The building will have 20 studio and 70 one-bedroom units ranging in size from 630-850 square feet and costing from $800 to $1400 a month to rent. Boris Gokhman explained that “the rental market is the best in the past 10 to 15 years,” and that New Land Enterprises’ rental units are “97% full across the board.” The construction would begin in late March and would complete in 12 to 14 months with the hope of renting the building before the summer was over because as Boris Gokhman said “we can’t afford them to be vacant going into winter.” It won’t include a green roof but will have numerous green features, including an ENERGY STAR white roof, ENERGY STAR appliances, and all materials will be sourced from less than 500 miles. Scott Kindness added that it will also have indoor bike storage facilities and that they are exploring other green features. Alderman Kovac explained that the current zoning would allow about 30 residential units which if the developer wished could all have been built as three bedroom apartments. He was encouraged that project didn’t attempt to stay within zoning because this configuration could of essentially been designed as a “private dorm” much like The Park at 1824 project.

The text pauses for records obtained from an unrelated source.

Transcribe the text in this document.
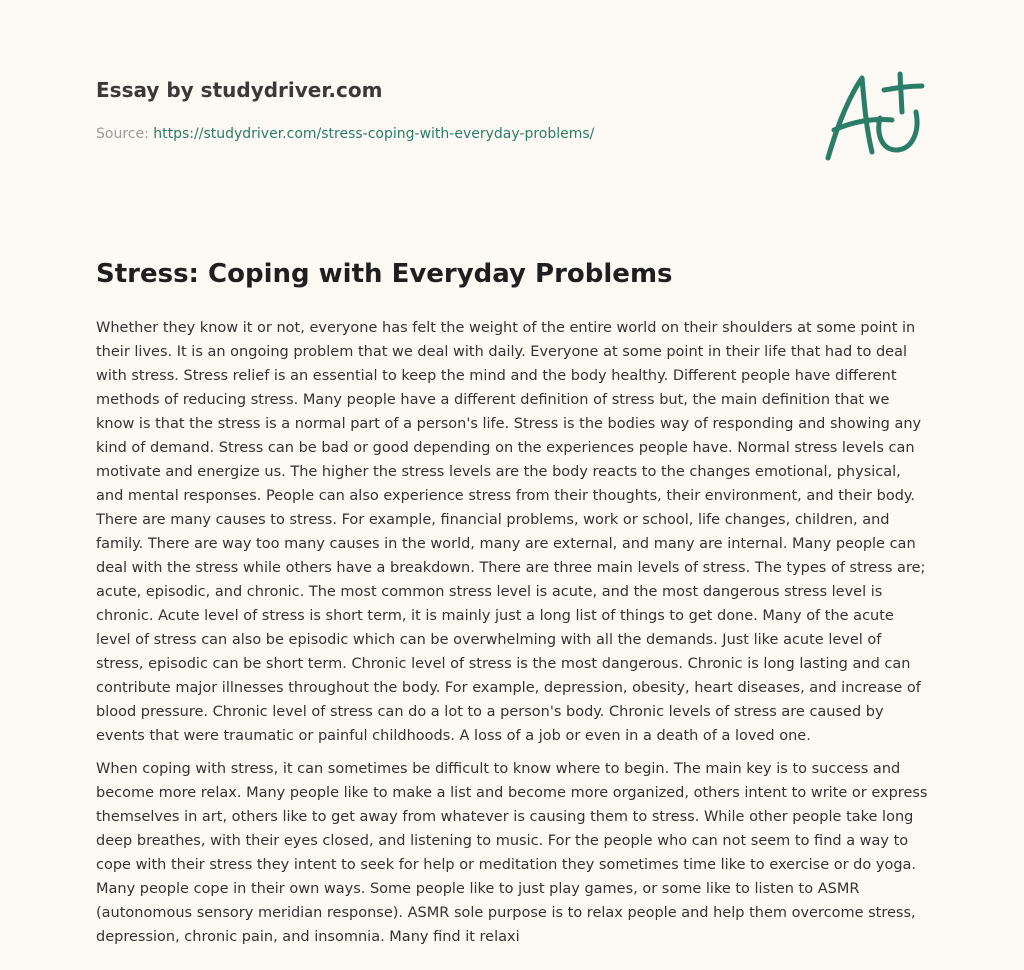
Essay by studydriver.com

Source: https://studydriver.com/stress-coping-with-everyday-problems/
Stress: Coping with Everyday Problems

Whether they know it or not, everyone has felt the weight of the entire world on their shoulders at some point in their lives. It is an ongoing problem that we deal with daily. Everyone at some point in their life that had to deal with stress. Stress relief is an essential to keep the mind and the body healthy. Different people have different methods of reducing stress. Many people have a different definition of stress but, the main definition that we know is that the stress is a normal part of a person's life. Stress is the bodies way of responding and showing any kind of demand. Stress can be bad or good depending on the experiences people have. Normal stress levels can motivate and energize us. The higher the stress levels are the body reacts to the changes emotional, physical, and mental responses. People can also experience stress from their thoughts, their environment, and their body. There are many causes to stress. For example, financial problems, work or school, life changes, children, and family. There are way too many causes in the world, many are external, and many are internal. Many people can deal with the stress while others have a breakdown. There are three main levels of stress. The types of stress are; acute, episodic, and chronic. The most common stress level is acute, and the most dangerous stress level is chronic. Acute level of stress is short term, it is mainly just a long list of things to get done. Many of the acute level of stress can also be episodic which can be overwhelming with all the demands. Just like acute level of stress, episodic can be short term. Chronic level of stress is the most dangerous. Chronic is long lasting and can contribute major illnesses throughout the body. For example, depression, obesity, heart diseases, and increase of blood pressure. Chronic level of stress can do a lot to a person's body. Chronic levels of stress are caused by events that were traumatic or painful childhoods. A loss of a job or even in a death of a loved one.

When coping with stress, it can sometimes be difficult to know where to begin. The main key is to success and become more relax. Many people like to make a list and become more organized, others intent to write or express themselves in art, others like to get away from whatever is causing them to stress. While other people take long deep breathes, with their eyes closed, and listening to music. For the people who can not seem to find a way to cope with their stress they intent to seek for help or meditation they sometimes time like to exercise or do yoga. Many people cope in their own ways. Some people like to just play games, or some like to listen to ASMR (autonomous sensory meridian response). ASMR sole purpose is to relax people and help them overcome stress, depression, chronic pain, and insomnia. Many find it relaxi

The conversation turned to New Land Enterprises’ project on Downer Avenue when a resident spoke out saying all you’ve done is torn stuff down and put restaurants out of business. Boris Gokhman explained that he had demolished four buildings that were closed for ten years and that previous landlord had let them fall apart. Then he explained that both Einstein Bagels and The Chancery had decided to close before he bought property. Further he added that New Land Enterprises offered Einstein Bagels a year of free rent but they turned him down as Einstein Bagels was losing too much money.
He also spoke about the Harry W. Schwartz building’s vacant upper floors saying that “when I came to this country (nineteen years ago) it was already vacant,” and that New Land Enterprise’s had spent $1 million to fix and build out the upper floors for office use. He went on to explain that you couldn’t rent those office spaces without parking and that New Land Enterprises had spent $6 million on the garage to support the office uses.
Despite the meeting being held to discuss New Land Enterprises’ apartment proposal it was apparent that many of the concerns, issues, and even motives were related to the Downer Avenue project.